Posted Fri, May 8, 7:21 p.m. inappropriate
Will he run for mayor?
Posted Sat, May 9, 1:59 p.m. inappropriate
No dive in Seattle can match the sleaze standard set by the China Doll in Everett. Just sayin'.
Posted Mon, Sep 21, 10:55 a.m. inappropriate
This review has put me in mind of the tavern scene on First Avenue in the early seventies. My friends and I had just graduated from high school, and were more than eager to be initiated into the mysteries of under-class night-life. From Pioneer Square to Denny Way one could count dozens of dive bars with names often recalling the city's earlier, pre-'vibrant', years: the Anchor Inn at Seneca Street ( now a vacant lot ), referred to as an 'Indian bar'; the Yukon, and, kitty-cornered from the Anchor Inn, the hallowed Thunderbird Tavern, which welcomed anyone with a quarter for a schooner.

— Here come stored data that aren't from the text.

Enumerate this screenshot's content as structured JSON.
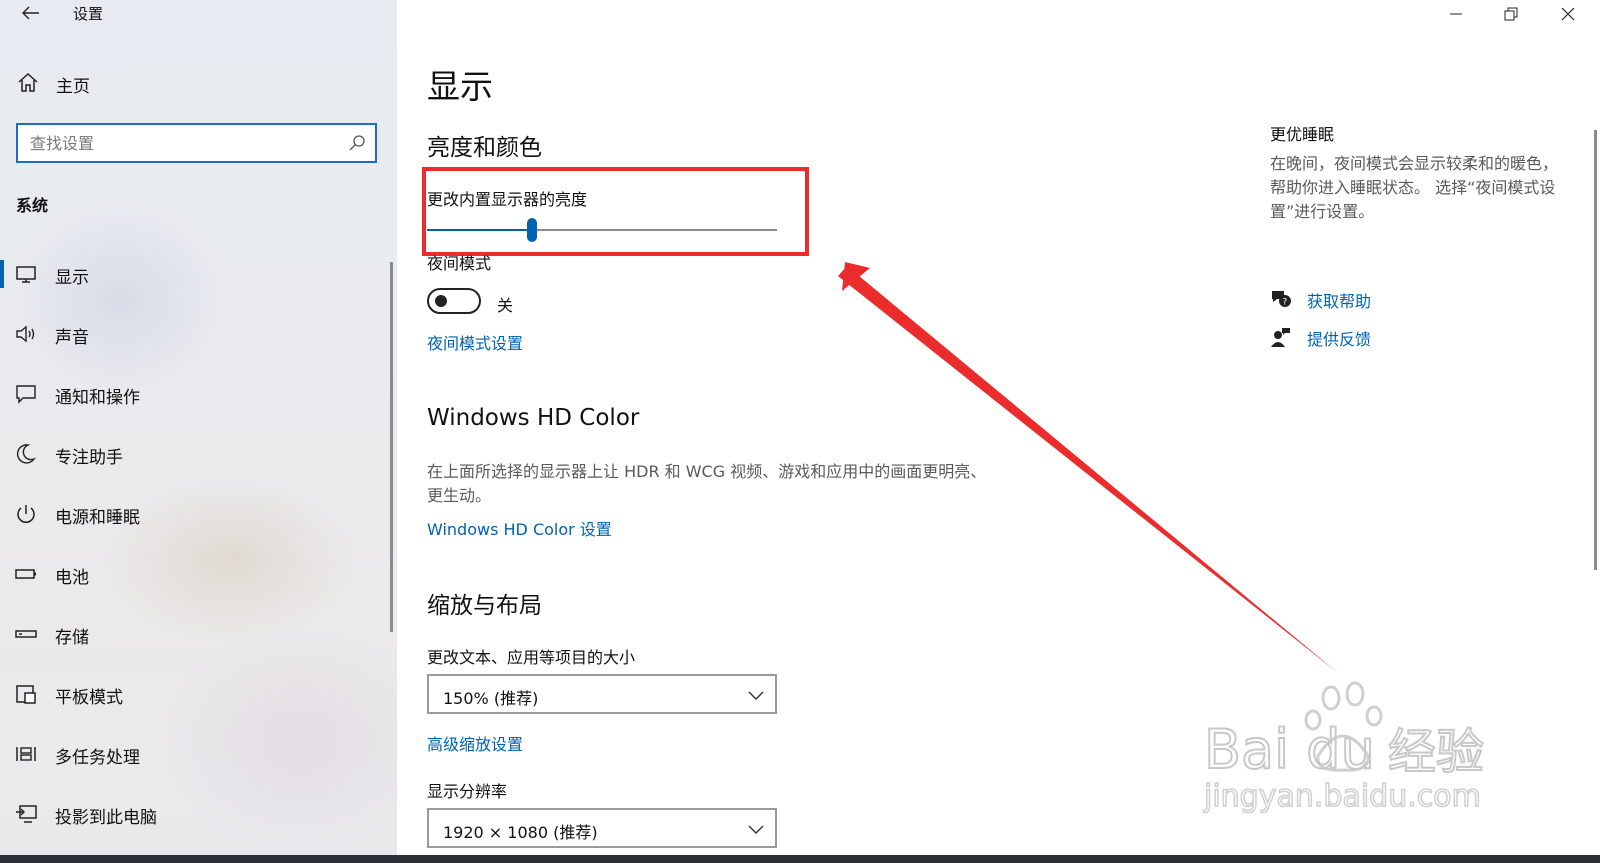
{
  "app": {
    "title": "设置"
  },
  "sidebar": {
    "home_label": "主页",
    "search_placeholder": "查找设置",
    "section_title": "系统",
    "items": [
      {
        "label": "显示",
        "icon": "monitor-icon"
      },
      {
        "label": "声音",
        "icon": "speaker-icon"
      },
      {
        "label": "通知和操作",
        "icon": "notification-icon"
      },
      {
        "label": "专注助手",
        "icon": "moon-icon"
      },
      {
        "label": "电源和睡眠",
        "icon": "power-icon"
      },
      {
        "label": "电池",
        "icon": "battery-icon"
      },
      {
        "label": "存储",
        "icon": "storage-icon"
      },
      {
        "label": "平板模式",
        "icon": "tablet-icon"
      },
      {
        "label": "多任务处理",
        "icon": "multitask-icon"
      },
      {
        "label": "投影到此电脑",
        "icon": "project-icon"
      }
    ]
  },
  "main": {
    "page_title": "显示",
    "brightness": {
      "heading": "亮度和颜色",
      "slider_label": "更改内置显示器的亮度",
      "slider_value_fraction": 0.3
    },
    "night_light": {
      "label": "夜间模式",
      "toggle_state": "关",
      "settings_link": "夜间模式设置"
    },
    "hdr": {
      "heading": "Windows HD Color",
      "description": "在上面所选择的显示器上让 HDR 和 WCG 视频、游戏和应用中的画面更明亮、更生动。",
      "link": "Windows HD Color 设置"
    },
    "scale": {
      "heading": "缩放与布局",
      "text_size_label": "更改文本、应用等项目的大小",
      "text_size_value": "150% (推荐)",
      "advanced_link": "高级缩放设置",
      "resolution_label": "显示分辨率",
      "resolution_value": "1920 × 1080 (推荐)"
    }
  },
  "right_panel": {
    "title": "更优睡眠",
    "description": "在晚间，夜间模式会显示较柔和的暖色，帮助你进入睡眠状态。 选择“夜间模式设置”进行设置。",
    "get_help": "获取帮助",
    "feedback": "提供反馈"
  },
  "watermark": {
    "brand": "Bai du",
    "brand_cn": "经验",
    "url": "jingyan.baidu.com"
  },
  "colors": {
    "accent": "#0063b1",
    "annotation": "#ea2c2c"
  }
}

The police officers who came into the T-bird apparently were satisfied that the owner's screening of his patrons was reasonable by area standards and left us to our beer and billiards; what is less apparent is whether the cops were unaware of the rough trade being initiated in a back room. Mr. Seely is surely right to include in his encomium Joe's in Chinatown, the only downtown dive bar from that beer-soaked Golden Age still standing ( though the picture windows here evoke the fern bar more than the dive bar , and its patrons can be seen squinting in the glare of daylight ).